15th December 2019. 3 stars.
As a fan of Agatha Christie and cosy mysteries, I was drawn to this book by the description and promise of a golden age detective mystery. I enjoyed the easy going style of the author during the first half of the story. There seemed to so much promise, especially when a younger, fast-tracked superintendent replaces an experienced DC Inspector on a serial killer investigation. I couldn’t wait for the potential conflict and battle between the two to solve the case, but it never materialised. The main characters were shaping up to provide further interest and intrigue, especially when a profiler was appointed.
My high hopes, however, were dented when the plot moved in a direction I struggled to believe. The investigation stumbled along, owing more to Dorothy L Sayers than forensics and modern detection methods. This lack of method and direction may have been written to underpin the superintendent’s lack of experience, but as the former DCI was pretty much written out of the plot, this potential development came to an abrupt end.
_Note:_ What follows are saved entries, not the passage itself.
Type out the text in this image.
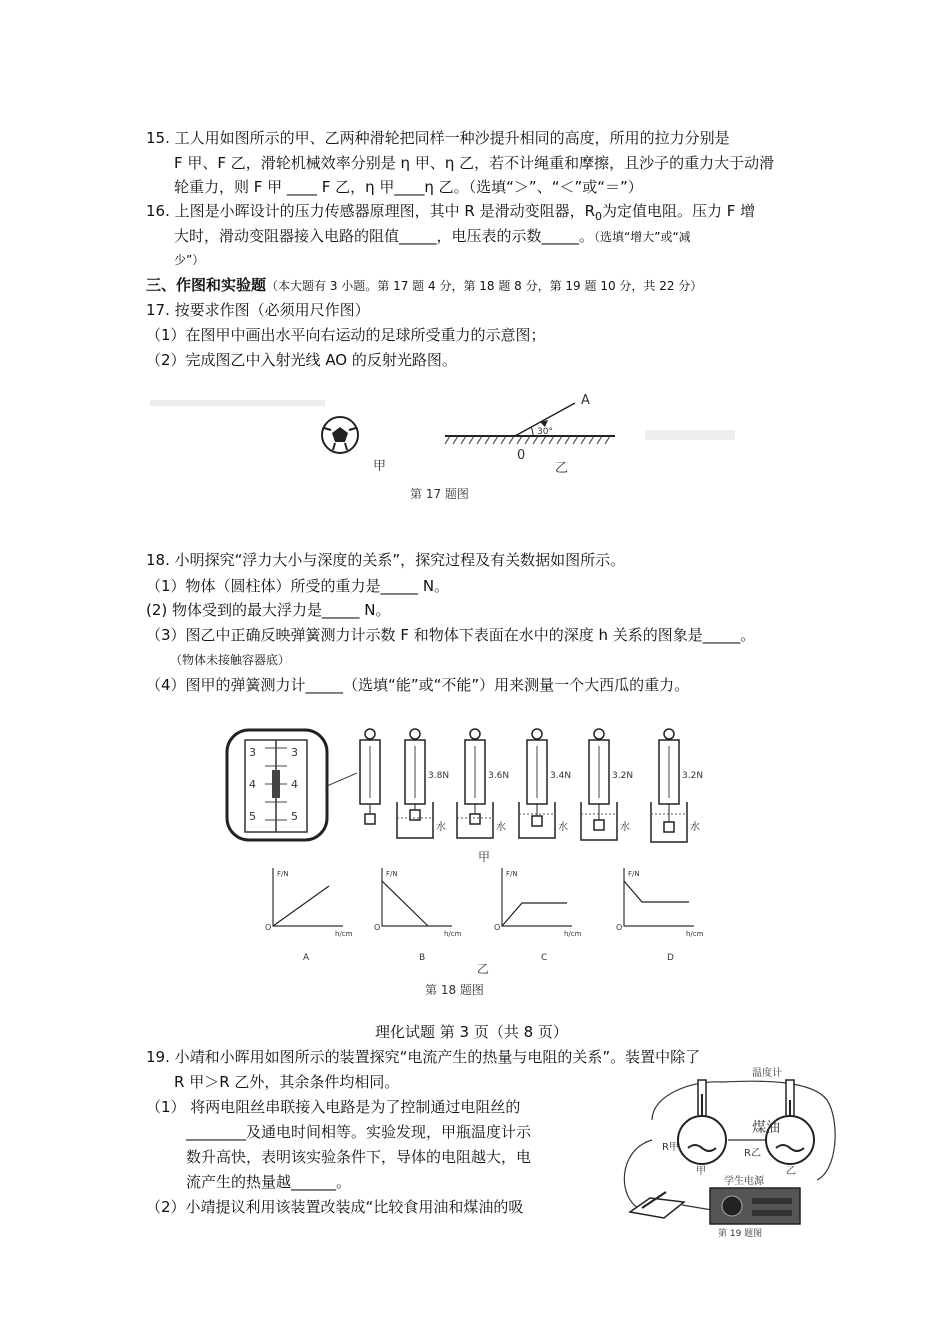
15. 工人用如图所示的甲、乙两种滑轮把同样一种沙提升相同的高度，所用的拉力分别是
F 甲、F 乙，滑轮机械效率分别是 η 甲、η 乙，若不计绳重和摩擦，且沙子的重力大于动滑
轮重力，则 F 甲 ____ F 乙，η 甲____η 乙。（选填“＞”、“＜”或“＝”）
16. 上图是小晖设计的压力传感器原理图，其中 R 是滑动变阻器，$R_0$为定值电阻。压力 F 增
大时，滑动变阻器接入电路的阻值_____，电压表的示数_____。（选填“增大”或“减
少”）
三、作图和实验题（本大题有 3 小题。第 17 题 4 分，第 18 题 8 分，第 19 题 10 分，共 22 分）
17. 按要求作图（必须用尺作图）
（1）在图甲中画出水平向右运动的足球所受重力的示意图；
（2）完成图乙中入射光线 AO 的反射光路图。
甲
30°
A
0
乙
第 17 题图
18. 小明探究“浮力大小与深度的关系”，探究过程及有关数据如图所示。
（1）物体（圆柱体）所受的重力是_____ N。
(2) 物体受到的最大浮力是_____ N。
（3）图乙中正确反映弹簧测力计示数 F 和物体下表面在水中的深度 h 关系的图象是_____。
（物体未接触容器底）
（4）图甲的弹簧测力计_____（选填“能”或“不能”）用来测量一个大西瓜的重力。
3
4
5
3
4
5
3.8N	3.6N	3.4N	3.2N	3.2N
水	水	水	水	水
甲
F/N
h/cm
O
A
F/N
h/cm
O
B
F/N
h/cm
O
C
F/N
h/cm
O
D
乙
第 18 题图
理化试题 第 3 页（共 8 页）
19. 小靖和小晖用如图所示的装置探究“电流产生的热量与电阻的关系”。装置中除了
R 甲＞R 乙外，其余条件均相同。
（1） 将两电阻丝串联接入电路是为了控制通过电阻丝的
________及通电时间相等。实验发现，甲瓶温度计示
数升高快，表明该实验条件下，导体的电阻越大，电
流产生的热量越______。
（2）小靖提议利用该装置改装成“比较食用油和煤油的吸
温度计
煤油
R甲
R乙
甲	乙
学生电源
第 19 题图
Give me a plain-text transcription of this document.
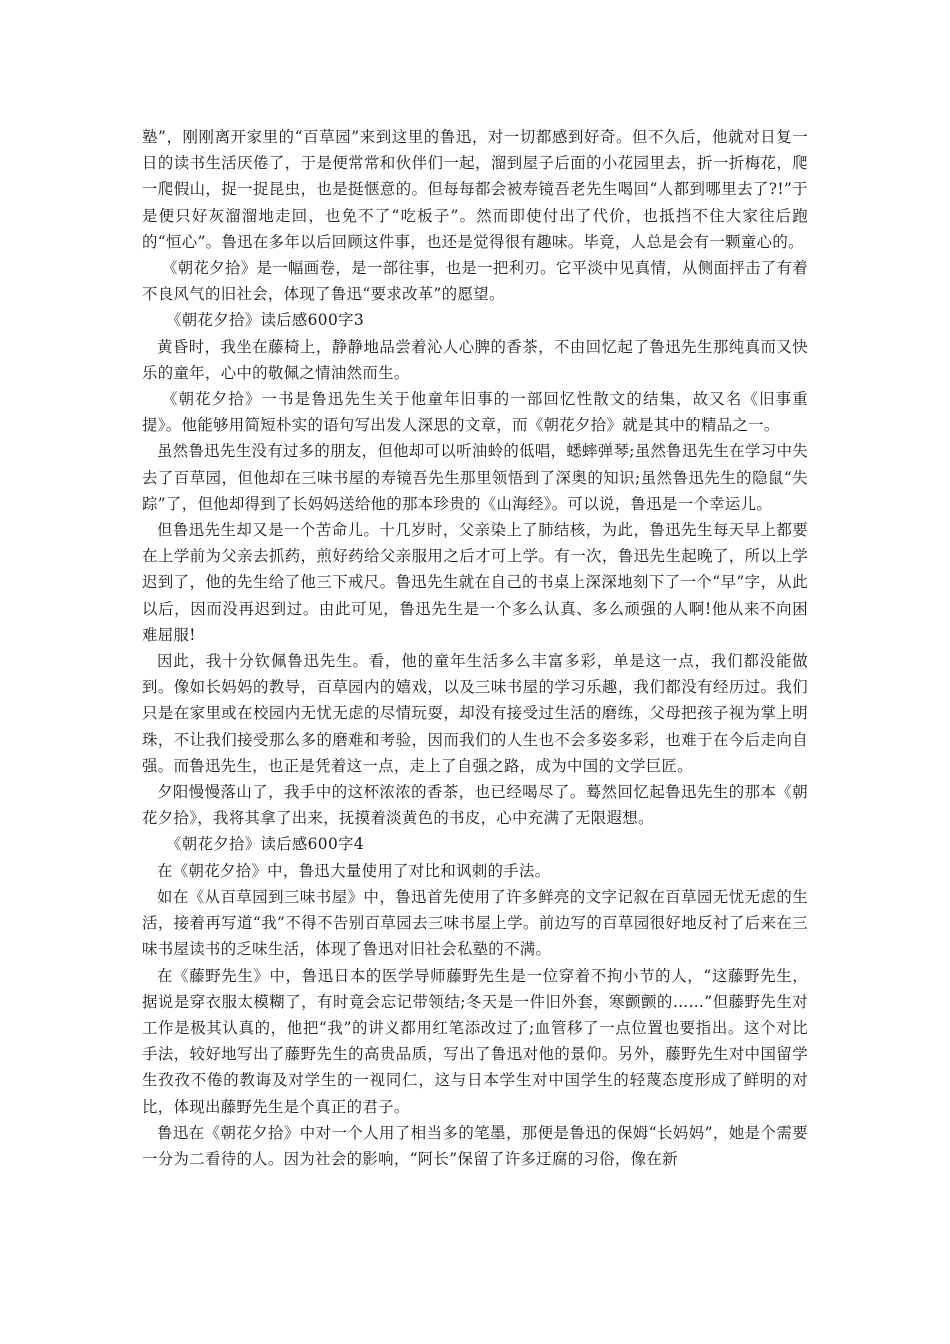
塾”，刚刚离开家里的“百草园”来到这里的鲁迅，对一切都感到好奇。但不久后，他就对日复一日的读书生活厌倦了，于是便常常和伙伴们一起，溜到屋子后面的小花园里去，折一折梅花，爬一爬假山，捉一捉昆虫，也是挺惬意的。但每每都会被寿镜吾老先生喝回“人都到哪里去了?!”于是便只好灰溜溜地走回，也免不了“吃板子”。然而即使付出了代价，也抵挡不住大家往后跑的“恒心”。鲁迅在多年以后回顾这件事，也还是觉得很有趣味。毕竟，人总是会有一颗童心的。

《朝花夕拾》是一幅画卷，是一部往事，也是一把利刃。它平淡中见真情，从侧面抨击了有着不良风气的旧社会，体现了鲁迅“要求改革”的愿望。

《朝花夕拾》读后感600字3

黄昏时，我坐在藤椅上，静静地品尝着沁人心脾的香茶，不由回忆起了鲁迅先生那纯真而又快乐的童年，心中的敬佩之情油然而生。

《朝花夕拾》一书是鲁迅先生关于他童年旧事的一部回忆性散文的结集，故又名《旧事重提》。他能够用简短朴实的语句写出发人深思的文章，而《朝花夕拾》就是其中的精品之一。

虽然鲁迅先生没有过多的朋友，但他却可以听油蛉的低唱，蟋蟀弹琴;虽然鲁迅先生在学习中失去了百草园，但他却在三味书屋的寿镜吾先生那里领悟到了深奥的知识;虽然鲁迅先生的隐鼠“失踪”了，但他却得到了长妈妈送给他的那本珍贵的《山海经》。可以说，鲁迅是一个幸运儿。

但鲁迅先生却又是一个苦命儿。十几岁时，父亲染上了肺结核，为此，鲁迅先生每天早上都要在上学前为父亲去抓药，煎好药给父亲服用之后才可上学。有一次，鲁迅先生起晚了，所以上学迟到了，他的先生给了他三下戒尺。鲁迅先生就在自己的书桌上深深地刻下了一个“早”字，从此以后，因而没再迟到过。由此可见，鲁迅先生是一个多么认真、多么顽强的人啊!他从来不向困难屈服!

因此，我十分钦佩鲁迅先生。看，他的童年生活多么丰富多彩，单是这一点，我们都没能做到。像如长妈妈的教导，百草园内的嬉戏，以及三味书屋的学习乐趣，我们都没有经历过。我们只是在家里或在校园内无忧无虑的尽情玩耍，却没有接受过生活的磨练，父母把孩子视为掌上明珠，不让我们接受那么多的磨难和考验，因而我们的人生也不会多姿多彩，也难于在今后走向自强。而鲁迅先生，也正是凭着这一点，走上了自强之路，成为中国的文学巨匠。

夕阳慢慢落山了，我手中的这杯浓浓的香茶，也已经喝尽了。蓦然回忆起鲁迅先生的那本《朝花夕拾》，我将其拿了出来，抚摸着淡黄色的书皮，心中充满了无限遐想。

《朝花夕拾》读后感600字4

在《朝花夕拾》中，鲁迅大量使用了对比和讽刺的手法。

如在《从百草园到三味书屋》中，鲁迅首先使用了许多鲜亮的文字记叙在百草园无忧无虑的生活，接着再写道“我”不得不告别百草园去三味书屋上学。前边写的百草园很好地反衬了后来在三味书屋读书的乏味生活，体现了鲁迅对旧社会私塾的不满。

在《藤野先生》中，鲁迅日本的医学导师藤野先生是一位穿着不拘小节的人，“这藤野先生，据说是穿衣服太模糊了，有时竟会忘记带领结;冬天是一件旧外套，寒颤颤的……”但藤野先生对工作是极其认真的，他把“我”的讲义都用红笔添改过了;血管移了一点位置也要指出。这个对比手法，较好地写出了藤野先生的高贵品质，写出了鲁迅对他的景仰。另外，藤野先生对中国留学生孜孜不倦的教诲及对学生的一视同仁，这与日本学生对中国学生的轻蔑态度形成了鲜明的对比，体现出藤野先生是个真正的君子。

鲁迅在《朝花夕拾》中对一个人用了相当多的笔墨，那便是鲁迅的保姆“长妈妈”，她是个需要一分为二看待的人。因为社会的影响，“阿长”保留了许多迂腐的习俗，像在新
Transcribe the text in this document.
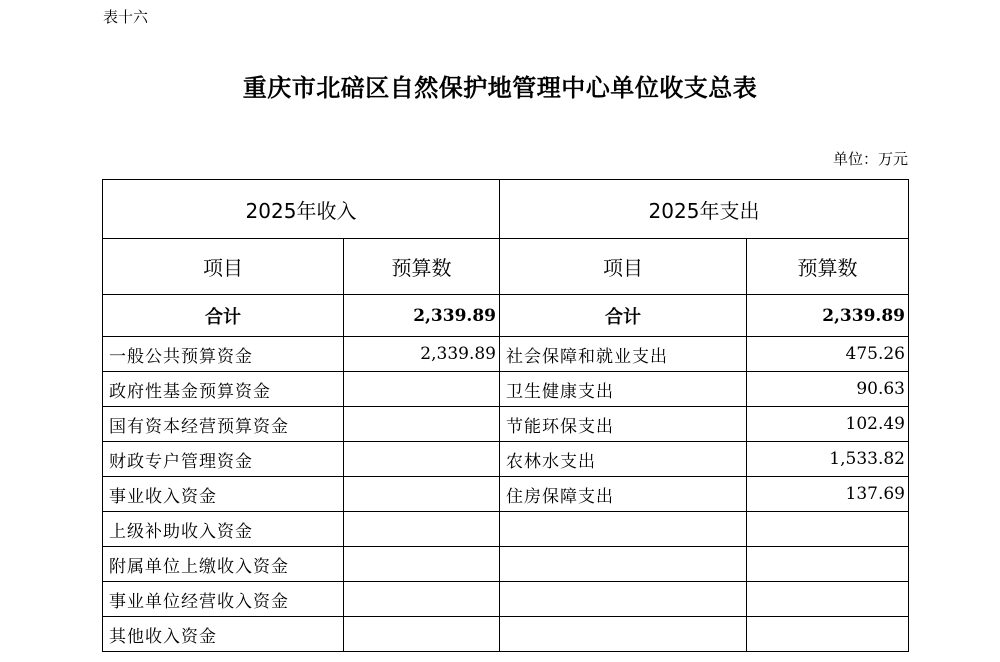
表十六
重庆市北碚区自然保护地管理中心单位收支总表
单位：万元
2025年收入		2025年支出	
项目	预算数	项目	预算数
合计	2,339.89	合计	2,339.89
一般公共预算资金	2,339.89	社会保障和就业支出	475.26
政府性基金预算资金		卫生健康支出	90.63
国有资本经营预算资金		节能环保支出	102.49
财政专户管理资金		农林水支出	1,533.82
事业收入资金		住房保障支出	137.69
上级补助收入资金			
附属单位上缴收入资金			
事业单位经营收入资金			
其他收入资金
The last couple of chapters surprised me, though not for the reasons the author or publisher intended, I imagine. All I can say without spoilers is that I found the ending disappointing and unsatisfactory.
It’s a shame because I enjoy crime fiction that avoids the usual clichés and traumatised cops, but in the end Superintendent Collinson, his colleagues and the story didn’t feel credible or real enough to me.
The genteel façade of London’s Hampstead is shattered by a series of terrifying murders, and the ensuing police hunt is threatened by internal politics, and a burgeoning love triangle within the investigative team. Pressurised by senior officers desperate for a result a new initiative is clearly needed, but what? Intellectual analysis and police procedure vie with the gut instinct of ‘copper’s nose’, and help appears to offer itself from a very unlikely source a famous fictional detective. A psychological profile of the murderer allows the police to narrow down their search, but will Scotland Yard lose patience with the team before they can crack the case?